Erstmals auf dieses Buch aufmerksam wurde ich in der Story einer zahlreiche Follower aufweisende Instagram-Seite, die eine Wettbewerb zwischen zahlreichen Fantasy-Romanen durchlaufen und ihre AbonnentInnen dazu abstimmen ließ. Auch ich beteiligte mich und konnte es kaum fassen, als dieses mir bis dato unbekannte Buch an meinen absoluten Lieblingen des Genre vorbeizog. Mittlerweile kann ich nachvollziehen, mit welcher Begeisterung und Ausdauer die LeserInnen für diesen Roman abgestimmt haben, denn er hat es allemal verdient. Ich habe dieses Buch wohlbemerkt gelesen, ohne mich über die Kontroverse um den Autor und die Umsetzung realer Begebenheiten in diesem Buch zu erkundigen und möchte diese Geschichte für ihre Außergewöhnlichkeit loben, wenn dieser Hintergrund ihr auch einen Dämpfer verpasst.
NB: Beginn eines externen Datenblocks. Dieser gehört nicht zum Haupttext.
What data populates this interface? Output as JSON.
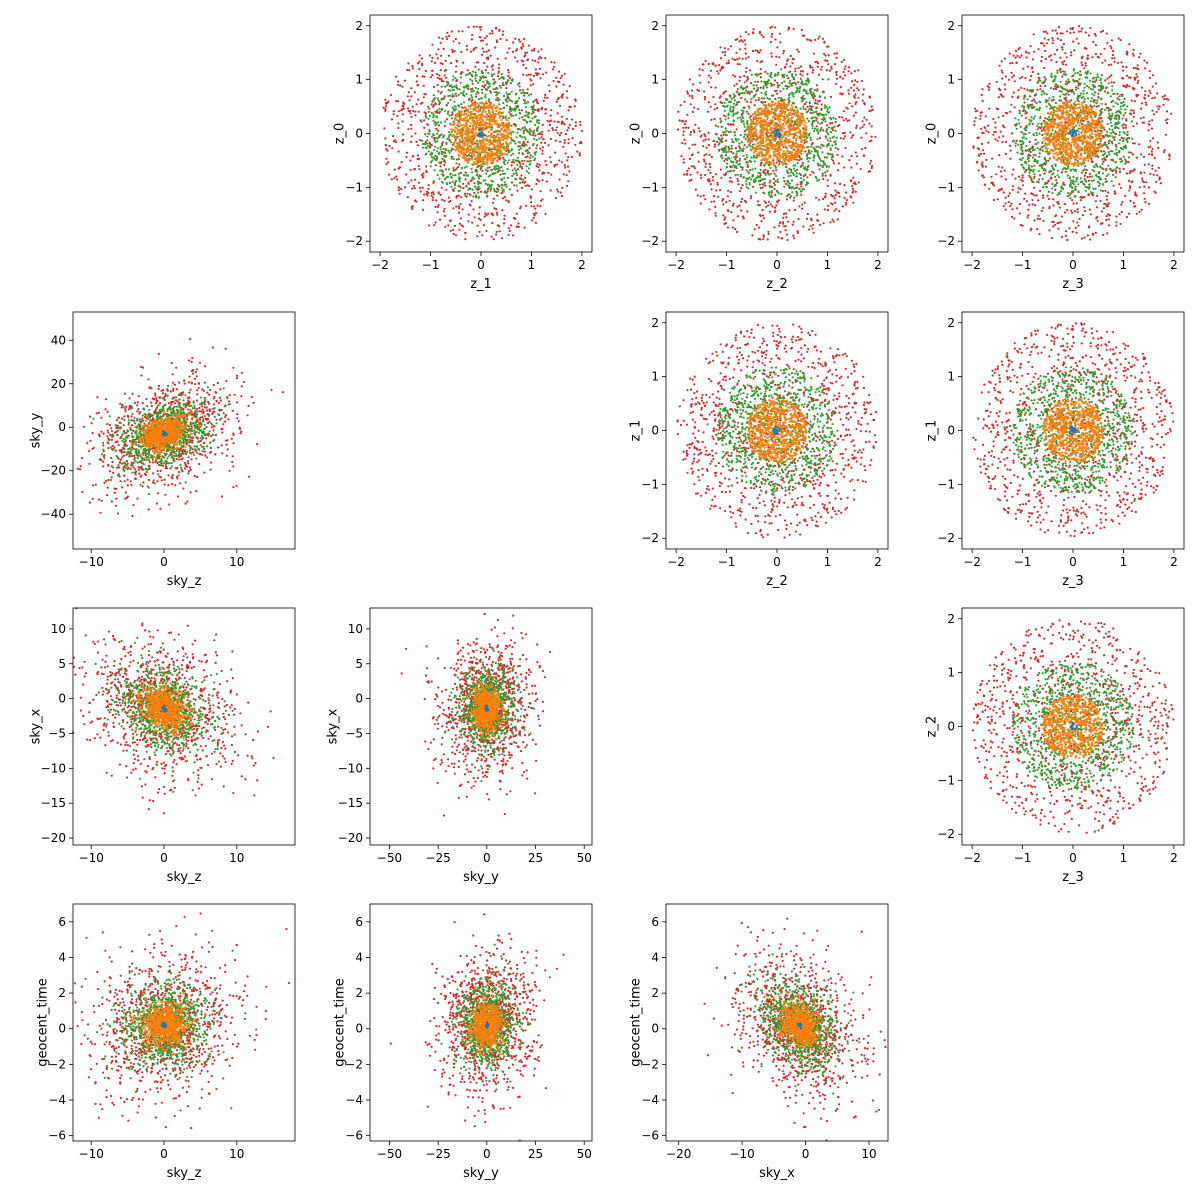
{
  "colors": {
    "series": [
      "#1f77b4",
      "#ff7f0e",
      "#2ca02c",
      "#d62728"
    ]
  },
  "chart_data": {
    "type": "scatter",
    "layout": "corner-plot",
    "grid": false,
    "series": [
      {
        "key": "s0",
        "color": "#1f77b4",
        "spread": 0.04,
        "count": 20
      },
      {
        "key": "s1",
        "color": "#ff7f0e",
        "spread": 0.3,
        "count": 700
      },
      {
        "key": "s2",
        "color": "#2ca02c",
        "spread": 0.6,
        "count": 800
      },
      {
        "key": "s3",
        "color": "#d62728",
        "spread": 1.0,
        "count": 1000
      }
    ],
    "panels": [
      {
        "id": "z0-z1",
        "row": 0,
        "col": 1,
        "x_label": "z_1",
        "y_label": "z_0",
        "xlim": [
          -2.2,
          2.2
        ],
        "ylim": [
          -2.2,
          2.2
        ],
        "xticks": [
          -2,
          -1,
          0,
          1,
          2
        ],
        "yticks": [
          -2,
          -1,
          0,
          1,
          2
        ],
        "shape": "disc",
        "center": [
          0,
          0
        ],
        "radius": 2.0
      },
      {
        "id": "z0-z2",
        "row": 0,
        "col": 2,
        "x_label": "z_2",
        "y_label": "z_0",
        "xlim": [
          -2.2,
          2.2
        ],
        "ylim": [
          -2.2,
          2.2
        ],
        "xticks": [
          -2,
          -1,
          0,
          1,
          2
        ],
        "yticks": [
          -2,
          -1,
          0,
          1,
          2
        ],
        "shape": "disc",
        "center": [
          0,
          0
        ],
        "radius": 2.0
      },
      {
        "id": "z0-z3",
        "row": 0,
        "col": 3,
        "x_label": "z_3",
        "y_label": "z_0",
        "xlim": [
          -2.2,
          2.2
        ],
        "ylim": [
          -2.2,
          2.2
        ],
        "xticks": [
          -2,
          -1,
          0,
          1,
          2
        ],
        "yticks": [
          -2,
          -1,
          0,
          1,
          2
        ],
        "shape": "disc",
        "center": [
          0,
          0
        ],
        "radius": 2.0
      },
      {
        "id": "skyy-skyz",
        "row": 1,
        "col": 0,
        "x_label": "sky_z",
        "y_label": "sky_y",
        "xlim": [
          -12.5,
          18
        ],
        "ylim": [
          -56,
          53
        ],
        "xticks": [
          -10,
          0,
          10
        ],
        "yticks": [
          -40,
          -20,
          0,
          20,
          40
        ],
        "shape": "blob",
        "center": [
          0,
          -3
        ],
        "scale": [
          5,
          13
        ],
        "corr": 0.35
      },
      {
        "id": "z1-z2",
        "row": 1,
        "col": 2,
        "x_label": "z_2",
        "y_label": "z_1",
        "xlim": [
          -2.2,
          2.2
        ],
        "ylim": [
          -2.2,
          2.2
        ],
        "xticks": [
          -2,
          -1,
          0,
          1,
          2
        ],
        "yticks": [
          -2,
          -1,
          0,
          1,
          2
        ],
        "shape": "disc",
        "center": [
          0,
          0
        ],
        "radius": 2.0
      },
      {
        "id": "z1-z3",
        "row": 1,
        "col": 3,
        "x_label": "z_3",
        "y_label": "z_1",
        "xlim": [
          -2.2,
          2.2
        ],
        "ylim": [
          -2.2,
          2.2
        ],
        "xticks": [
          -2,
          -1,
          0,
          1,
          2
        ],
        "yticks": [
          -2,
          -1,
          0,
          1,
          2
        ],
        "shape": "disc",
        "center": [
          0,
          0
        ],
        "radius": 2.0
      },
      {
        "id": "skyx-skyz",
        "row": 2,
        "col": 0,
        "x_label": "sky_z",
        "y_label": "sky_x",
        "xlim": [
          -12.5,
          18
        ],
        "ylim": [
          -21,
          13
        ],
        "xticks": [
          -10,
          0,
          10
        ],
        "yticks": [
          -20,
          -15,
          -10,
          -5,
          0,
          5,
          10
        ],
        "shape": "blob",
        "center": [
          0,
          -1.5
        ],
        "scale": [
          5,
          5
        ],
        "corr": -0.25
      },
      {
        "id": "skyx-skyy",
        "row": 2,
        "col": 1,
        "x_label": "sky_y",
        "y_label": "sky_x",
        "xlim": [
          -60,
          54
        ],
        "ylim": [
          -21,
          13
        ],
        "xticks": [
          -50,
          -25,
          0,
          25,
          50
        ],
        "yticks": [
          -20,
          -15,
          -10,
          -5,
          0,
          5,
          10
        ],
        "shape": "blob",
        "center": [
          0,
          -1.5
        ],
        "scale": [
          12,
          5
        ],
        "corr": 0.1
      },
      {
        "id": "z2-z3",
        "row": 2,
        "col": 3,
        "x_label": "z_3",
        "y_label": "z_2",
        "xlim": [
          -2.2,
          2.2
        ],
        "ylim": [
          -2.2,
          2.2
        ],
        "xticks": [
          -2,
          -1,
          0,
          1,
          2
        ],
        "yticks": [
          -2,
          -1,
          0,
          1,
          2
        ],
        "shape": "disc",
        "center": [
          0,
          0
        ],
        "radius": 2.0
      },
      {
        "id": "time-skyz",
        "row": 3,
        "col": 0,
        "x_label": "sky_z",
        "y_label": "geocent_time",
        "xlim": [
          -12.5,
          18
        ],
        "ylim": [
          -6.3,
          7
        ],
        "xticks": [
          -10,
          0,
          10
        ],
        "yticks": [
          -6,
          -4,
          -2,
          0,
          2,
          4,
          6
        ],
        "shape": "blob",
        "center": [
          0,
          0.2
        ],
        "scale": [
          5,
          2
        ],
        "corr": 0.1
      },
      {
        "id": "time-skyy",
        "row": 3,
        "col": 1,
        "x_label": "sky_y",
        "y_label": "geocent_time",
        "xlim": [
          -60,
          54
        ],
        "ylim": [
          -6.3,
          7
        ],
        "xticks": [
          -50,
          -25,
          0,
          25,
          50
        ],
        "yticks": [
          -6,
          -4,
          -2,
          0,
          2,
          4,
          6
        ],
        "shape": "blob",
        "center": [
          0,
          0.2
        ],
        "scale": [
          12,
          2
        ],
        "corr": 0.05
      },
      {
        "id": "time-skyx",
        "row": 3,
        "col": 2,
        "x_label": "sky_x",
        "y_label": "geocent_time",
        "xlim": [
          -22,
          13
        ],
        "ylim": [
          -6.3,
          7
        ],
        "xticks": [
          -20,
          -10,
          0,
          10
        ],
        "yticks": [
          -6,
          -4,
          -2,
          0,
          2,
          4,
          6
        ],
        "shape": "blob",
        "center": [
          -1,
          0.2
        ],
        "scale": [
          5,
          2
        ],
        "corr": -0.3
      }
    ]
  }
}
Bereits auf den ersten Seiten habe ich mich in den Schreibstil (inklusive der Wortwahl) des Autors verliebt und bewundert, wie er mir unseren Protagonisten Linus Baker mittels dieses in so kurzer Zeit unheimlich nahe bringt. Er spiegelt sich einfach wundervoll in den Worten, die wir lesen dürfen wider, obwohl wir die Geschichte durch einen 3.Person-Erzähler erfahren. Dennoch sind wir unserem Hauptcharakter sehr nah und verfolgen und genießen seine Entwicklung dadurch noch intensiver und eher, als er sich dieser selbst bewusst wird. Mit zahlreichen kleinen Details führt uns T.J. Klune vor, wie Linus seine Vorbehalte und vorgefertigten Meinungen unbewusst in Frage stellt und untergräbt. An seiner Seite dürfen wir die Kinder in Mr. Parnassus‘ Heim, sowie den Heimleiter und dessen Helferin selbst mit all ihren Eigenheiten, Besonderheiten und vielen Schichten kennenlernen. Es hat mir unheimliche (Lucy wäre stolz) Freude bereitet, mit ihnen die zugleich fantastischsten und realistischsten Abenteuer und Herausforderungen zu bestehen. Einzig der Ausgang des Buches und die recht milde Lösung einiger Konflikte könnte ich als etwas weniger gelungen anführen, stelle dieses Kriterium jedoch der vermeintlichen Anpassung an eine jüngere Leserschaft hintan.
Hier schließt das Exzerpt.